忠犬ハチ公の賢さや、記念日ができ像が立つほど愛される所以は改めて書く必要もないほど有名なので控えるが、東大農学部が制作した
ハチの表情が素晴らしいことは一言書いておきたい。

このハチの表情を見れば、この像を制作した人々のハチ公に対する限りない愛情が感じられる。

このような眼差しを感じ取ることができる研究者が、我が国の最高学府の頂点にいてくれるのが嬉しい。

医学部と農学部とが違うのは先刻承知だが、まだ臓器移植法案の制定が取りざたされていた頃、先を競って実績をつくろうとする流れに対し、東大医学部は生命倫理の委員会を立ち上げ、哲学的分野の意見なども参考にしながら性急ではなく地道な検討を続けていた印象がある。
医学の進歩は素晴らしいし、それで助かる命は尊いので臓器移植に反対ではなかったが、功を競ったかのように実績を積み重ねようという流れには違和感を感じていた。
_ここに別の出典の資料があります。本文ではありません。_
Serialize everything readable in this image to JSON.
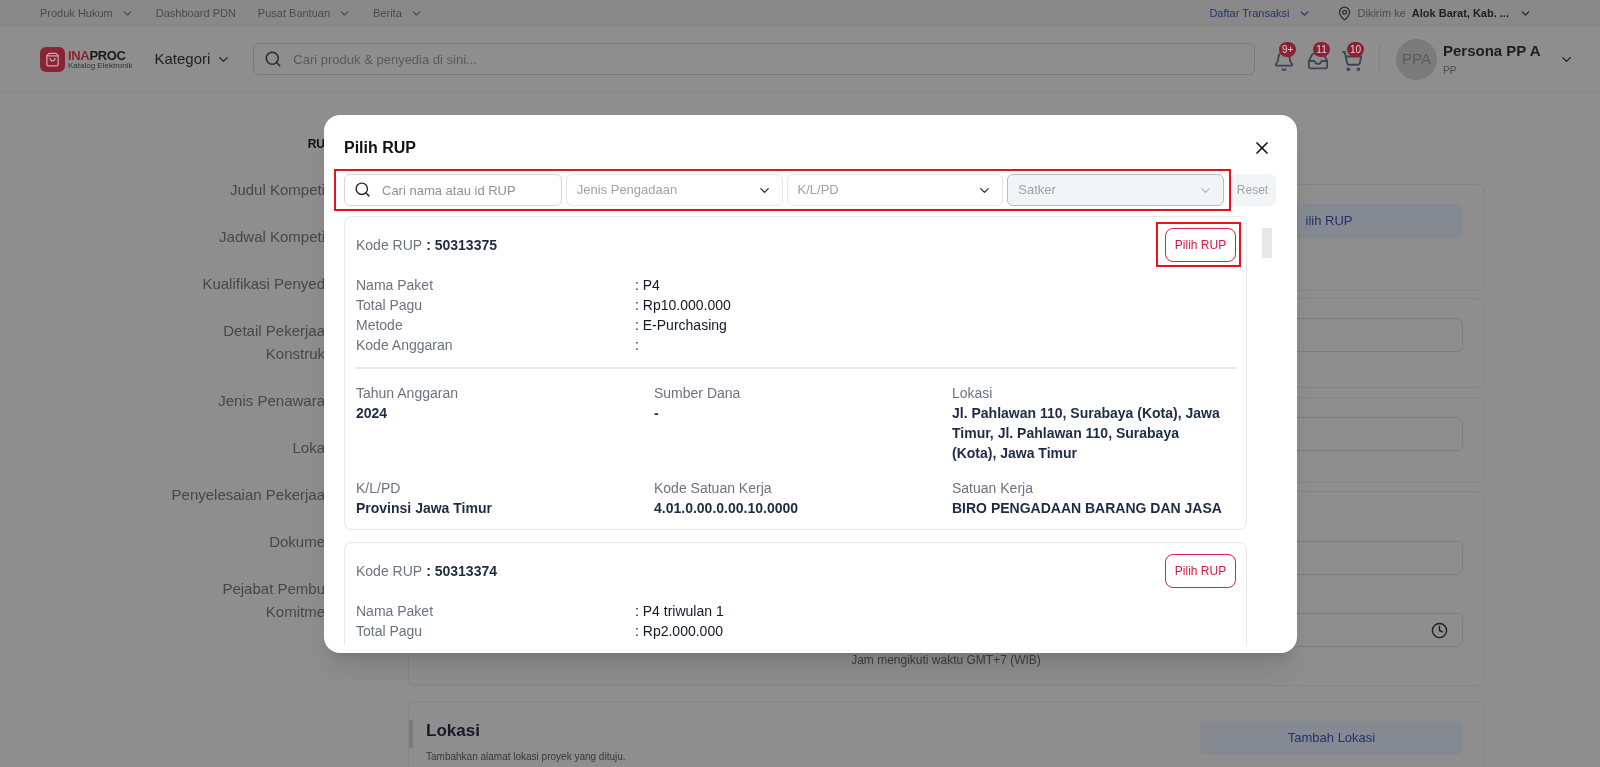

命を議論するにあたり論点となるのが医療技術の進歩だけで良いのかと。
そんな疑問も持っていたので、東大医学部の生命倫理委員会が臓器移植を検討するのあたり意見を求めた関係各方面の面々は、命を議論するに相応しいという安心感を与えた’印象’があったのだ。これは医学部の’印象’であるし、どこにでも論語読みの論語知らずというのはいるもので、その周辺をうろついているからといって、倫理観のある行動をとることができるかは別の問題ではあるが。
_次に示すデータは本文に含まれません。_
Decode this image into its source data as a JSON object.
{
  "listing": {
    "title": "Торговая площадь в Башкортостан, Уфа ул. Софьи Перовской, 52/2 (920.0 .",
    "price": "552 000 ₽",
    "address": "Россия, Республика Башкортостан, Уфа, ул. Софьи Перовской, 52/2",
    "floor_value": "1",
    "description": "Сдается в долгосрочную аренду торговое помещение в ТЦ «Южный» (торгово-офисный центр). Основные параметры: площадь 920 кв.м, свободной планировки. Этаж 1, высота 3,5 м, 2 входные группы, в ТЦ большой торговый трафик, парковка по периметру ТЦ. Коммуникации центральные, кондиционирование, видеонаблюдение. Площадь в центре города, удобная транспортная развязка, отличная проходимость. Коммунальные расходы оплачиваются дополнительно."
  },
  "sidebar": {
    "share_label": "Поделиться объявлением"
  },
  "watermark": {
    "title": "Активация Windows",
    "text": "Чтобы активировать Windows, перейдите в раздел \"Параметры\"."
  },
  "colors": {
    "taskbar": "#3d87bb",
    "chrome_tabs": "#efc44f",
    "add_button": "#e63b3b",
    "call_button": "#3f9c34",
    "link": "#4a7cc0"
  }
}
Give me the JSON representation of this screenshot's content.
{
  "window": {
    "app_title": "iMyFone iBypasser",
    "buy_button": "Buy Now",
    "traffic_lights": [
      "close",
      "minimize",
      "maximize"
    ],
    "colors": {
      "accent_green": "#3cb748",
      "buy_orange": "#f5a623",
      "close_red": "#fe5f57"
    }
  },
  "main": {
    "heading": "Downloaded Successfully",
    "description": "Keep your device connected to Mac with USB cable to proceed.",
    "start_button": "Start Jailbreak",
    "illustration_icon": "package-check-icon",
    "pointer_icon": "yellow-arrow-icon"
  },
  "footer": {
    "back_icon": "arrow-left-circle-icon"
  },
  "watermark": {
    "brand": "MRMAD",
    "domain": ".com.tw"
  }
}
命に直接関わる分野の人間には、命に対して限りない愛情を根底に持っていて欲しいと、東大が没後80年経って飼い主とハチ公再会させたことやハチ公の優しい眼差しを見て思う、「忠犬ハチ公」の日であった。



ところで、2009年に公開された HACHI 約束の犬(リチャード・ギア主演)を皇太子御一家は御覧になっている。
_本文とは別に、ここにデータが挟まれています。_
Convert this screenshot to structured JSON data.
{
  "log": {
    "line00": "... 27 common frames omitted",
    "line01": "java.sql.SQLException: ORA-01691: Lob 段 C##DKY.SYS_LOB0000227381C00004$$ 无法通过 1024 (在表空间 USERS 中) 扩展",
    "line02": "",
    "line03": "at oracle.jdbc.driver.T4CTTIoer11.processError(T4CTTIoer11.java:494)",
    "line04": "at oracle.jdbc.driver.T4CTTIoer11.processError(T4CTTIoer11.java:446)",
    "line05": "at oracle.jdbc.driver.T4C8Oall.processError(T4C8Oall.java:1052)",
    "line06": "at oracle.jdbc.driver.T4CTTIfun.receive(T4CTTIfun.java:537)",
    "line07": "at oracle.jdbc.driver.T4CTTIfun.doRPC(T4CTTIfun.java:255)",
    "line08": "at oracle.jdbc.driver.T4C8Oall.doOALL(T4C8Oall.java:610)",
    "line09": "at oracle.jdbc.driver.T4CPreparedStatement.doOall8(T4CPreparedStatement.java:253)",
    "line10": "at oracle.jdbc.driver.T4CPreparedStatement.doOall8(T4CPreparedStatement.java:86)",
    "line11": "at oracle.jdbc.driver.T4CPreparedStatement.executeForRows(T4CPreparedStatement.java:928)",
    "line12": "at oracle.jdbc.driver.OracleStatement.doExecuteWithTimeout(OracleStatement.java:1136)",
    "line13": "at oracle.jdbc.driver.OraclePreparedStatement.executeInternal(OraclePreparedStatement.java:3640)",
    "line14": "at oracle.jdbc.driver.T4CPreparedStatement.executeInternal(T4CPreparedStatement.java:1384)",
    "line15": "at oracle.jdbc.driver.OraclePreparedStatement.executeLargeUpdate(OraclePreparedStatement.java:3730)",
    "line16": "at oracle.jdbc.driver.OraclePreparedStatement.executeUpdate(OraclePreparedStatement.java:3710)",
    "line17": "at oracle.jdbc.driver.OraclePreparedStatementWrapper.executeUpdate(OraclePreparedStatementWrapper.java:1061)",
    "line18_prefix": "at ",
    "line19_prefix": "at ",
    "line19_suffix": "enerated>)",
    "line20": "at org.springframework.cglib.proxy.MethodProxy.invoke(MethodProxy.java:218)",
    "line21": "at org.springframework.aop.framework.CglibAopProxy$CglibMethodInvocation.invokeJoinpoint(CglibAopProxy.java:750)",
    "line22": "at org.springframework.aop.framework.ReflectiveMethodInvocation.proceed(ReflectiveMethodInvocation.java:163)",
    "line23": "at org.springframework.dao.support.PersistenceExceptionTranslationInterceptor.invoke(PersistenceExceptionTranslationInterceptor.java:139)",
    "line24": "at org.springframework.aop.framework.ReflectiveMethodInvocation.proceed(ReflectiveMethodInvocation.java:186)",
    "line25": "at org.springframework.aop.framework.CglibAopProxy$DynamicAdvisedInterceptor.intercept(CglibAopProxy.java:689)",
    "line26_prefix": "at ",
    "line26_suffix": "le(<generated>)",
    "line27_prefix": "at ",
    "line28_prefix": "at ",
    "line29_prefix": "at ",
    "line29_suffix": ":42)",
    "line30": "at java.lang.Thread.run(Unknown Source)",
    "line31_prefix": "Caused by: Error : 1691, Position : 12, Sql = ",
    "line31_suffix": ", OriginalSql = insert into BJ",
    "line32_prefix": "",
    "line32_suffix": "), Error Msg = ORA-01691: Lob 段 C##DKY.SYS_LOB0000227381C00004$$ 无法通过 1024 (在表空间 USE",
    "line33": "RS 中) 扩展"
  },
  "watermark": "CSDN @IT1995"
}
皇太子御一家は涙をぬぐいながら御覧になったそうだが、この映画鑑賞の半年ほど前には愛犬まりを、映画鑑賞の一月後には愛犬ピッピを見送っておられるので、命について感じられるところは大きかったのだと思われる。
又、皇太子御一家は捨て犬や迷い犬ばかりを保護して大切に飼われているので、人間と生き物の絆についても深いお考えをお持ちなのだと思われる。
このような皇太子ご夫妻が命をありのままに尊重されていることは、皇太子ご夫妻が皇位継承を大切に考えながらも性別選択をされなかったという御姿勢や、敬宮愛子内親王の御誕生にあたり行われた会見で雅子妃殿下が涙を浮かべながら命の誕生について語られたことに示されている。

平成14年4月2日会見より
無事に出産できましたときには,ほっといたしますと同時に,初めて私の胸元に連れてこられる生まれたての子供の姿を見て,本当に生まれてきてありがとうという気持ちで一杯になりました。今でも,その光景は,はっきりと目に焼き付いております。生命の誕生,初めておなかの中に小さな生命が宿って,育まれて,そして時が満ちると持てるだけの力を持って誕生してくる,そして,外の世界での営みを始めるということは,なんて神秘的で素晴らしいことなのかということを実感いたしました。

命をあるがままに愛おしみ尊重される皇太子ご夫妻の御姿勢を信じている。


ところで、ハチの飼い主上野博士と雅子妃殿下の御親戚は当時ご近所にお住まいであったと何かで紹介されていた記憶があるが、今検索すると当該記事が出てこないことからすると、何か記憶違いだろうか?